I denied the accusation so strongly that I almost convinced myself what happened was an accident. But it was my fault, even though I hadn’t meant to hurt him. I’d done it out of the same wildness that made for an alliance between us — a bond that turned life comic at the expense of anything gentle. An impulsiveness that permitted a stupid, callous curiosity, the same dangerous lack of sense that had made me ride one day down Luther, a sunless side street that ran only a block, and, peddling at full speed, attempt to jump off my J. C. Higgins bike and back on in a single bounce.

It was a daredevil stunt I’d seen in Westerns when, to avoid gunfire, the cowboy hero, at full gallop, grabs the saddle horn, swings from the stirrups, and in a fluid movement hits the ground boots first and immediately bounds back into the saddle. As soon as I touched one foot to the street, the spinning pedal slammed into the back of my leg and I tumbled and skidded for what seemed half a block while the bike turned cartwheels over my body. Skin burned off my knees and palms. I’d purposely picked a street that was deserted to practice on. But a lady who could barely speak English poked her head out of a third-floor window and yelled, “Kid, you ho-kay?” She’d just witnessed what must have looked like some maniac trying to kill himself. I waved to her, smiled, and forced myself up. Amazingly, nothing was broken, not even my teeth, although I had a knot on my jaw from where the handlebars had clipped me with an uppercut. I collected my twisted bike from where it had embedded itself under a parked car. Had it been a horse, as I’d been pretending, I’d have had to shoot it. If someone had done to me what I’d just done to myself, I would have got the bastard back one way or another. My brother let me off easy.

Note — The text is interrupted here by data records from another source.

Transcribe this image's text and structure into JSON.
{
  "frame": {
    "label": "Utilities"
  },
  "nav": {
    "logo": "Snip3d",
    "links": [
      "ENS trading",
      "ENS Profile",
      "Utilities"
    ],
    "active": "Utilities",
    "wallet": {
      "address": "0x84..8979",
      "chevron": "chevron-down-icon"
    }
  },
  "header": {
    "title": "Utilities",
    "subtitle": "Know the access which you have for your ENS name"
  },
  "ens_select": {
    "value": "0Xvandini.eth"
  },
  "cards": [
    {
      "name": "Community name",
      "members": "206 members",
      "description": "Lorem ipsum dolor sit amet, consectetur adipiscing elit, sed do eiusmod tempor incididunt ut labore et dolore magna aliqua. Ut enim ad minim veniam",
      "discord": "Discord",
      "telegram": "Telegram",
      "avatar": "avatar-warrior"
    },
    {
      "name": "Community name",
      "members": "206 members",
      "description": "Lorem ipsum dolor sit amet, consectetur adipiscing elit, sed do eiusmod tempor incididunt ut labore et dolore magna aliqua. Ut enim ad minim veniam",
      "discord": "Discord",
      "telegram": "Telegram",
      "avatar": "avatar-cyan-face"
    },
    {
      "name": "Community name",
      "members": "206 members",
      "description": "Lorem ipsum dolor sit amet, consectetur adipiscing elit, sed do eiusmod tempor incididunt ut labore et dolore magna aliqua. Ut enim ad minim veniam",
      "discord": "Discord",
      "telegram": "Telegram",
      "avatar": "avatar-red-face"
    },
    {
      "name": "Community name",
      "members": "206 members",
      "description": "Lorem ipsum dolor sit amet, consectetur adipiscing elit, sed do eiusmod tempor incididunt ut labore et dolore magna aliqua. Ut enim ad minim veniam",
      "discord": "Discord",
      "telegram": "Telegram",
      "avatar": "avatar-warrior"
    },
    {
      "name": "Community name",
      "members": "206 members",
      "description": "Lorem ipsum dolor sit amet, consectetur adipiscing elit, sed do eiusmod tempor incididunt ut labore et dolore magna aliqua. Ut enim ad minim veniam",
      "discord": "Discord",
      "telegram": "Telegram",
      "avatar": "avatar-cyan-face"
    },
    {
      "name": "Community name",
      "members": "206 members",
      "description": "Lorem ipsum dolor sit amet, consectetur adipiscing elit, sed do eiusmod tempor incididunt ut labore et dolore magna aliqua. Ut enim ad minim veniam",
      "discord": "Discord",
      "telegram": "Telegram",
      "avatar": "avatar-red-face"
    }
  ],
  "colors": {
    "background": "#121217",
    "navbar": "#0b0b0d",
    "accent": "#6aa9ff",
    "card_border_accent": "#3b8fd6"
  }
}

But years later, when he was living in New York, studying acting with Brando’s famous teacher Lee Strasberg, Mick and I spent an evening together, drinking and watching a video of On the Waterfront. During the famous “I could have been a contender” scene, when Brando complains about his “one-way ticket to Palookaville” and tells his older brother, “Charley, it was you …. You was my brother, Charley. You should have looked out for me,” Mick turned to me, nodded, and smiled knowingly.

Chester was anything but a tough, yet despite his quiet way, you got the impression he’d lay his life on the line if anyone messed with Ralphie. You could see it in how he’d step out into a busy street, checking both directions for traffic before signaling Ralphie to cross. Or how, whenever a gang of guys playing keepaway with somebody’s hat, or maybe having a rock fight, barreled down the sidewalk, Chester would instinctively step between them and Ralphie.

That willingness to take a blow was an accepted measure of what the gang bangers called amor—a word usually accompanied by a thump on the chest to signify the feeling of connection from the heart-although in matters of amor, as in everything else, the willingness to give a blow was preferred. There were guys in the neighborhood who’d lay their lives on the line over an argument about bumming a smoke, guys capable of killing someone over a parking space or whose turn it was to buy the next round. There was each gang’s pursuit of Manifest Destiny: battles merciless and mindless as trench warfare over a block of turf. There was the casual way that mob goons across Western Avenue maimed and killed, a meanness both reflexive and studied — just so people didn’t forget that in capitalism on the street, brutality was still the least common denominator.